I spent this past weekend with my daughter and her horse. This isn't exactly news — I spend most weekends with my daughter and her horse. Unless it's the dead of winter, in which case she spends the weekend with her horse and I watch old movies under "the best blanket in the world," a huge and cozy patchwork fleece made by my talented sister-in-law.
On Saturday, I drove about two and a half hours out to the Berkshires, then another 45 minutes or so down to Connecticut. It was a gorgeous day, but a long ride. On the way, I had to pick up day-glo orange duct tape and a box of Apple Jacks. Apparently, the cereal is our horse's new favorite snack. (He also likes Wheat Thins and Parmesan Goldfish.)
The show was enormous and our stable was well-represented. We stayed with another rider and mom in an eclectic "inn" that looked like a plain old motel on the outside but decorated by Holly Hobbie on the inside. (Would you like some calico with your calico?) There was a pizza and burger place down the road and millions of fireflies.
Sunday morning was sunny and very very hot. The girls left early with their trainer, and the parents followed soon after. The horses had spent the night in a gorgeous stable a few miles from the event grounds. There were hundreds of riders and it promised to be a very long day.
My daughter's dressage test was scheduled earlier than the other girls', and she carefully groomed her pony before just as carefully grooming herself. Dressage is all about precision and appearance is important. To this day, I laugh that the woman who has had short hair all her life (that would be me) has become absolutely expert at constructing and securing perfect buns. Really, I could be on Dance Moms.
But, I digress.
Dressage went extremely well and we were encouraged. After lunch, my daughter and her trusty steed would compete in stadium jumping and then on a cross-country course made up of logs and ditches, various types of fences and water obstacles. Typically, this is where they do their best (and have the most fun).
But, as soon as they started warming up, my daughter could tell that something was wrong. Her horse didn't feel like himself. He was sluggish and resisted her commands. He also seemed to be dehydrated although, try as she might, she couldn't get him to drink. Nevertheless, they had a double clear stadium round (no faults, no time penalty) and with her trainer's encouragement, they headed to cross-country.
The trouble started early. The horse refused two jumps (something that never happens), then stopped dead in his tracks when they got to the water. Disappointed of course, but also genuinely worried, my daughter "retired" from the event and from the overall competition.
As I watched her sponge him down and encourage him to eat and — especially — drink, I thought about how different equine eventing is from other sports. Like many athletes, my daughter relies on her equipment: thousands of dollars worth of saddles and tack, and most importantly, her horse. But, if a champion tennis player isn't satisfied with her racquet, she can get a new one. If a NASCAR driver wrecks her car, she can get a new one.
In theory, I guess, an equestrienne can get a new one too.

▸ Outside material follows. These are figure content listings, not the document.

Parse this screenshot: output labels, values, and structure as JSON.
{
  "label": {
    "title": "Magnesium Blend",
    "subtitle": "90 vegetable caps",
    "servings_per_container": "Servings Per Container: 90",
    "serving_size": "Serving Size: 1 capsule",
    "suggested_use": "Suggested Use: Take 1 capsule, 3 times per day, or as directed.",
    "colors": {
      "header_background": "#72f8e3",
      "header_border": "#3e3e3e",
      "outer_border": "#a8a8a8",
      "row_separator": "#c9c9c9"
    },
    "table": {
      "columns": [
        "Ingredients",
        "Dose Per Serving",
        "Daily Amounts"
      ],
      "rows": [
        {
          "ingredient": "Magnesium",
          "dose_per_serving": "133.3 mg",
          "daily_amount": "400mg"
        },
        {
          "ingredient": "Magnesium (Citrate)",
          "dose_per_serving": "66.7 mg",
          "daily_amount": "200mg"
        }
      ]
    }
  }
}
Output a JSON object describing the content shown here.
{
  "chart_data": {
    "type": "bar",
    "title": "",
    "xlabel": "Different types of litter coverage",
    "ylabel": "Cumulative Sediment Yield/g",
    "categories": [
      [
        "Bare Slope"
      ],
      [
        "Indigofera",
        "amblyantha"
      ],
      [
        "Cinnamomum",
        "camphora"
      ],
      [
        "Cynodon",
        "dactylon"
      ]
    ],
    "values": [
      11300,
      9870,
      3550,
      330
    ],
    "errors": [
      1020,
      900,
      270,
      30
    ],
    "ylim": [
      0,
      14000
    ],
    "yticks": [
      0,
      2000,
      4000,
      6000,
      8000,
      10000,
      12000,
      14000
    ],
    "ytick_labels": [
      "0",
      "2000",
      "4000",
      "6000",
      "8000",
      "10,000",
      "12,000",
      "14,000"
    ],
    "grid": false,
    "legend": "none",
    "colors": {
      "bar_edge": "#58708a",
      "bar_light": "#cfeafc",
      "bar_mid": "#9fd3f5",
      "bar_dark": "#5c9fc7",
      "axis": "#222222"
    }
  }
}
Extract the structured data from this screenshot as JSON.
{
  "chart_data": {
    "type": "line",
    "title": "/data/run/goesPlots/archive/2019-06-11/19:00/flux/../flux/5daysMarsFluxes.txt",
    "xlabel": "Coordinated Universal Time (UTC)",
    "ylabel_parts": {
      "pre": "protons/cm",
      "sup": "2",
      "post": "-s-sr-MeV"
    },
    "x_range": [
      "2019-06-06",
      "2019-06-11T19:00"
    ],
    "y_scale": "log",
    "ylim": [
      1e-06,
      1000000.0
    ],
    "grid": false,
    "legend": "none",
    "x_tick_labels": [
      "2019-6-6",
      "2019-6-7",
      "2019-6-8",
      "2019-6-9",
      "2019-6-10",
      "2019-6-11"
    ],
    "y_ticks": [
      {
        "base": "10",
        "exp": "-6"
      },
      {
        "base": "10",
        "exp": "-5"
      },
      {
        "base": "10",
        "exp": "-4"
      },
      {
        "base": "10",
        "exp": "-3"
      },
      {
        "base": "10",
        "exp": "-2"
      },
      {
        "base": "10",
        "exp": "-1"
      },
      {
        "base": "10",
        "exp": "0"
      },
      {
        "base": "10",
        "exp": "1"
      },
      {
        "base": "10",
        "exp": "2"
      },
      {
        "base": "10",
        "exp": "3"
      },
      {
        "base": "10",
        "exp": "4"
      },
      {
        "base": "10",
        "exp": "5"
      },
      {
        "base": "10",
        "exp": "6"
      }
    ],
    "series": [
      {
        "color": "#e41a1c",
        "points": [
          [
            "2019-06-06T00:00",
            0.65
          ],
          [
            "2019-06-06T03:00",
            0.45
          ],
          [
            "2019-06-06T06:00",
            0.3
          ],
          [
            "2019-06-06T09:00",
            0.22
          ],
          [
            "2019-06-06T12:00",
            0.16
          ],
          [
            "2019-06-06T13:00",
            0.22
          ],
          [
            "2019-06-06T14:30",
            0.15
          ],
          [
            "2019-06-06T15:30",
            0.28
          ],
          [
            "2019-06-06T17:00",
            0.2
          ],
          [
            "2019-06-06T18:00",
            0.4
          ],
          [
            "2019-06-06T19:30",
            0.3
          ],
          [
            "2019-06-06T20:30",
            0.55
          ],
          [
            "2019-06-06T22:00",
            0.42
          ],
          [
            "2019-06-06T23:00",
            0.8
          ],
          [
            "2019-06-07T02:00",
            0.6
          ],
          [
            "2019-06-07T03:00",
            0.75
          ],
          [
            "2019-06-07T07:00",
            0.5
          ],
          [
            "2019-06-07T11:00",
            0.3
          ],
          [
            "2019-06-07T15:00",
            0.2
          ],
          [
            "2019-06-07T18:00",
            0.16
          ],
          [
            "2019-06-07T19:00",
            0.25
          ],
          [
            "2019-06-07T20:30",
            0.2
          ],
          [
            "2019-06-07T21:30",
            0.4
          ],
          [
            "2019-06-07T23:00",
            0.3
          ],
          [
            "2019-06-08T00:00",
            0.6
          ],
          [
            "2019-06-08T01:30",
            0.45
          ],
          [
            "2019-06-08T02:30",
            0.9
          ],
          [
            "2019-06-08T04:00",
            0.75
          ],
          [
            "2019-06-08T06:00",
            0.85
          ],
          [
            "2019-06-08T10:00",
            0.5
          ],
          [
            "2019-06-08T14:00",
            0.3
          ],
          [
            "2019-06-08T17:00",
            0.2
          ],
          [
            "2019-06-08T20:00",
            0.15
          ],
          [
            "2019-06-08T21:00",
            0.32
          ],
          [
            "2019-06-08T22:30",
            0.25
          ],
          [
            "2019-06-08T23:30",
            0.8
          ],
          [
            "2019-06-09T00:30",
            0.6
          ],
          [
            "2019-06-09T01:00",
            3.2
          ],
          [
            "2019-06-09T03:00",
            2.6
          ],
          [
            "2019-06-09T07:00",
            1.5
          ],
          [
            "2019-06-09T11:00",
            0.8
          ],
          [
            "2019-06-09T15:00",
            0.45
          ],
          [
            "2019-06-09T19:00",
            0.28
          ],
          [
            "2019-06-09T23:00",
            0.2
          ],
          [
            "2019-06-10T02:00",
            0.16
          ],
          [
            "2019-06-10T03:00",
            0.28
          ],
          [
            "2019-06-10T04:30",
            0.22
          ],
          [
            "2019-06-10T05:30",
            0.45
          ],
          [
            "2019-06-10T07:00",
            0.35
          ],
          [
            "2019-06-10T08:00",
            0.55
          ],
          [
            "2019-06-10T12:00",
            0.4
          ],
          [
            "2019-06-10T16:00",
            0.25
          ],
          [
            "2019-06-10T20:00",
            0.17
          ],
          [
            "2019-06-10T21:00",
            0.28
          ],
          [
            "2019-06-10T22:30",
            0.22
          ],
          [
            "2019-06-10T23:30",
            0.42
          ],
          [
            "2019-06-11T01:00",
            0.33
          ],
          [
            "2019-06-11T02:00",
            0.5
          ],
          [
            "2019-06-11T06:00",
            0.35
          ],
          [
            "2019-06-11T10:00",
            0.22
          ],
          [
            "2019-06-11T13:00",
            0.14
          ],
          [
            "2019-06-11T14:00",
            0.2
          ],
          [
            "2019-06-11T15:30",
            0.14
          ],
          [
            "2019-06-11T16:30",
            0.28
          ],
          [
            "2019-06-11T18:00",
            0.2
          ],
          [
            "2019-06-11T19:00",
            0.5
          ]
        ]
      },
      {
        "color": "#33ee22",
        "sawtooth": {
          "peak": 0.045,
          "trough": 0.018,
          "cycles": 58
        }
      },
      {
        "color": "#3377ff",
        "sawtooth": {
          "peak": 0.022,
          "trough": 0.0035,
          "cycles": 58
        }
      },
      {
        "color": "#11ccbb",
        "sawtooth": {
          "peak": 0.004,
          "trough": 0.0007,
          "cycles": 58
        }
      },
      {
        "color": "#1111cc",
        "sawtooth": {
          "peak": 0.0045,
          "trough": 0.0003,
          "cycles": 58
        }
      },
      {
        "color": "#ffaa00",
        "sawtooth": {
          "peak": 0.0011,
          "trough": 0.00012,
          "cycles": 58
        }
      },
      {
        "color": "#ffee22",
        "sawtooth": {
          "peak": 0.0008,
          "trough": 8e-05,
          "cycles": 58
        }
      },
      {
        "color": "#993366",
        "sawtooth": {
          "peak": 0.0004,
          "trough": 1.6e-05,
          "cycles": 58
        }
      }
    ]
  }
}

But, my daughter never would.
Tennis racquets and racecars (and sailboats and lacrosse sticks and ice skates and football helmets) are not living, breathing animals. They don't have feelings. They don't experience pain. For my daughter (and countless other riders), the horse is a combination of athletic equipment and beloved pet.
He's also her dearest friend.
Whenever we attend events, I see riders who push their horses too far. I've seen jumpers whip their ponies to make them go faster and leap higher. We know some who've happily traded up, buying better trained and more accomplished mounts (and assuring more ribbons and trophies in doing so).
If we had the money, I'm sure my daughter would love to have an elite Class 1 horse. But, it would be in addition to her current one, not as a replacement.
She was very sad to leave the Connecticut show without a ribbon, but she was far more concerned about her horse. She felt bad that she had pushed him when he wasn't feeling up to his usual self. She was sorry if his loyalty to her had kept him going past his comfort zone.
It looks like he's on the mend now. We had to scratch from an upcoming event (even bigger, even farther away, and probably even hotter), but — with our vet's approval — my daughter should be back in the saddle by the end of the month.
Being a fine horsewoman isn't just about winning. And, this particular stable mom couldn't be prouder.